AP — Germany and Belgium are certain to win seats on the UN Security Council after Israel dropped out of the race last month, but there will be one closely watched contest between Indonesia and the Maldives when the General Assembly votes Friday.
The Security Council has five permanent members — the United States, Russia, China, Britain and France — and 10 members elected by the 193-member General Assembly for two-year terms.

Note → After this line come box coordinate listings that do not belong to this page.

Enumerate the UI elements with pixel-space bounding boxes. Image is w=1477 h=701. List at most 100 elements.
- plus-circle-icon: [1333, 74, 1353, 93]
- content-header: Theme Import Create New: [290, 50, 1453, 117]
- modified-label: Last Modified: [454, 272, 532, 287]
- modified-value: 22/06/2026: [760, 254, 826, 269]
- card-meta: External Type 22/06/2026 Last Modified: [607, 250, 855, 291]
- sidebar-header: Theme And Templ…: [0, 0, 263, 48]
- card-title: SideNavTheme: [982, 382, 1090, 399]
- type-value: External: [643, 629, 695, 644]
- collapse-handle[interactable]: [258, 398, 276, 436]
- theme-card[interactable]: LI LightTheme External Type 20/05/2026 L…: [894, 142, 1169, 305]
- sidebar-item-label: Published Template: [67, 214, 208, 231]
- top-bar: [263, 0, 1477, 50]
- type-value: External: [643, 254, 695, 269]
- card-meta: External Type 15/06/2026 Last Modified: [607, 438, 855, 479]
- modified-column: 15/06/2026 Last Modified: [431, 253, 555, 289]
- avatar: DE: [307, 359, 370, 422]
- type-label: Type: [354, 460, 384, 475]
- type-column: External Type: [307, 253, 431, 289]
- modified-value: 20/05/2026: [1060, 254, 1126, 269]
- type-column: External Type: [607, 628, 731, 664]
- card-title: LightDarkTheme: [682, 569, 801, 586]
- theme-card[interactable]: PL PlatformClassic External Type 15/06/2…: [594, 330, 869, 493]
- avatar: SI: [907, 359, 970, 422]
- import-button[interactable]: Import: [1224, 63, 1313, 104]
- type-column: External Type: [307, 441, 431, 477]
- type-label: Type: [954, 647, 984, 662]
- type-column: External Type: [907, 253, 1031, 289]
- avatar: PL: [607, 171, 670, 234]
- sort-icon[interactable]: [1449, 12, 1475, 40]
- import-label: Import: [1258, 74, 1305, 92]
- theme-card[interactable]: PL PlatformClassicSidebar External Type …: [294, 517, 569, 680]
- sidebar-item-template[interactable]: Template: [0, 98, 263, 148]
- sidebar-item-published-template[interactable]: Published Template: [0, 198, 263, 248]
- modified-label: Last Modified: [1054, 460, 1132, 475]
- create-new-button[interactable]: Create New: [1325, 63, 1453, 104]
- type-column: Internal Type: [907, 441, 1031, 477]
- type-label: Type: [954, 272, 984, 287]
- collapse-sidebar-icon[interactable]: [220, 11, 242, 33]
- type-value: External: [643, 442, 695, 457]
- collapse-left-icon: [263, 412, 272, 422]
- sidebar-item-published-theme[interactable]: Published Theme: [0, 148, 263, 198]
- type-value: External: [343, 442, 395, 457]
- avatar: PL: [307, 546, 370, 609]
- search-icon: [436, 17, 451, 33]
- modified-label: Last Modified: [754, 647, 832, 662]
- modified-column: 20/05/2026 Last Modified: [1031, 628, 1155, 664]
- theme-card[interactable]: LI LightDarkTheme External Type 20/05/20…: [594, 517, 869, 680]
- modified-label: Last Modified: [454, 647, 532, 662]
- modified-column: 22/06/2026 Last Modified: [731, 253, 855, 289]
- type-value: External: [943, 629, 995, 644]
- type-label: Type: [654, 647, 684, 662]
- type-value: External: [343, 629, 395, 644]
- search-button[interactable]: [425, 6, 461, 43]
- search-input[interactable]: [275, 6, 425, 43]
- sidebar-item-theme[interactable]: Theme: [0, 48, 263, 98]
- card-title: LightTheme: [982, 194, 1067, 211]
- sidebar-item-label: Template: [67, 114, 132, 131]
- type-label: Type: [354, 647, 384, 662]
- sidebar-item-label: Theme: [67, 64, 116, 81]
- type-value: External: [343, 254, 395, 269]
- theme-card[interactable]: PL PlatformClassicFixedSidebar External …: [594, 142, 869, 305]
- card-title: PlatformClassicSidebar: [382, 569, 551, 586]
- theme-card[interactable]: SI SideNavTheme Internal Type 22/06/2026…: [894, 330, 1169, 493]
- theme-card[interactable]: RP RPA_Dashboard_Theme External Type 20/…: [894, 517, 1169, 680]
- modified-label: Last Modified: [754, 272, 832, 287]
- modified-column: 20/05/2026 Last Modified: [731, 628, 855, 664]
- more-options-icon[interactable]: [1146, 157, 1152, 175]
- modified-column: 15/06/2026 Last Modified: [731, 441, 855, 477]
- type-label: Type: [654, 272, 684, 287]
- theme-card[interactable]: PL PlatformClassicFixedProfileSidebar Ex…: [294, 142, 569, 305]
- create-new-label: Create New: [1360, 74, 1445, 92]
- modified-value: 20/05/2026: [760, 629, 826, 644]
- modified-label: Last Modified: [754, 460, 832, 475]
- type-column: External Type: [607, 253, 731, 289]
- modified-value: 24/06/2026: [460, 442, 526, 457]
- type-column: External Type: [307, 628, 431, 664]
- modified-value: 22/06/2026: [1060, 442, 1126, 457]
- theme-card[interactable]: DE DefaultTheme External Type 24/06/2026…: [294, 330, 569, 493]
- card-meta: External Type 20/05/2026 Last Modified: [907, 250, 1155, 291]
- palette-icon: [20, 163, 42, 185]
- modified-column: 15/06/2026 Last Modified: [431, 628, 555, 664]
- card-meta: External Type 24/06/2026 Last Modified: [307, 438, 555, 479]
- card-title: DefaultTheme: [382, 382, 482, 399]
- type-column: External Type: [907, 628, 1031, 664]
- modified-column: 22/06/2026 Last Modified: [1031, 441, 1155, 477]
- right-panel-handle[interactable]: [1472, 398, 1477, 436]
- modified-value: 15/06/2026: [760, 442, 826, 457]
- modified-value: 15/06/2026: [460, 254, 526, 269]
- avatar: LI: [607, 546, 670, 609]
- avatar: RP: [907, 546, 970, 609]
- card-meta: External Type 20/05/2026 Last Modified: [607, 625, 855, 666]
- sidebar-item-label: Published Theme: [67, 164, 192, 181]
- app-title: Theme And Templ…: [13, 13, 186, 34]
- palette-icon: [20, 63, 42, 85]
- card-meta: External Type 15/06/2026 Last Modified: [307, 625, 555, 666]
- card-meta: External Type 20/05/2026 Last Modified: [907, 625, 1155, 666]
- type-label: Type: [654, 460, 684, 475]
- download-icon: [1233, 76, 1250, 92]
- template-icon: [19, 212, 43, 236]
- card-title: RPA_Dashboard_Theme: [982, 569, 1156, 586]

Five countries are elected every year by secret ballot.
Winning a seat on the Security Council is a pinnacle of achievement for many countries because it gives them a strong voice in matters dealing with international peace and security ranging from conflicts in Syria, Yemen and South Sudan to the nuclear threat posed by North Korea and attacks by extremist groups such as the Islamic State and al-Qaeda.
Candidates for non-permanent seats are chosen by regional groups and the only contested race this year is for the Asia-Pacific group’s seat.
The Maldives, a small island nation that has never been on the UN’s most powerful body, is vying for a seat against Indonesia, the world’s largest Muslim country, which has served on the council three times.
The other regions have uncontested slates, and their candidates are virtually assured of victory for two-year terms starting January 1:
— Belgium and Germany, which have each served on the council five times, for the Western European and Others group of nations.
— South Africa, which has been on the council twice, for the Africa group.
— Dominican Republic, which has never served on the council, for the Latin America and Caribbean group.
Israel faced an uphill struggle in a three-way contest with Germany and Belgium for Western nations’ two seats and dropped out last month, saying it “decided to postpone its candidacy for a seat on the Security Council.”
Israel was not a member of any regional group until the late US ambassador Richard Holbrooke succeeded in 2000 in getting the Western European and Others regional group to invite Israel to be a temporary member, which later was extended indefinitely.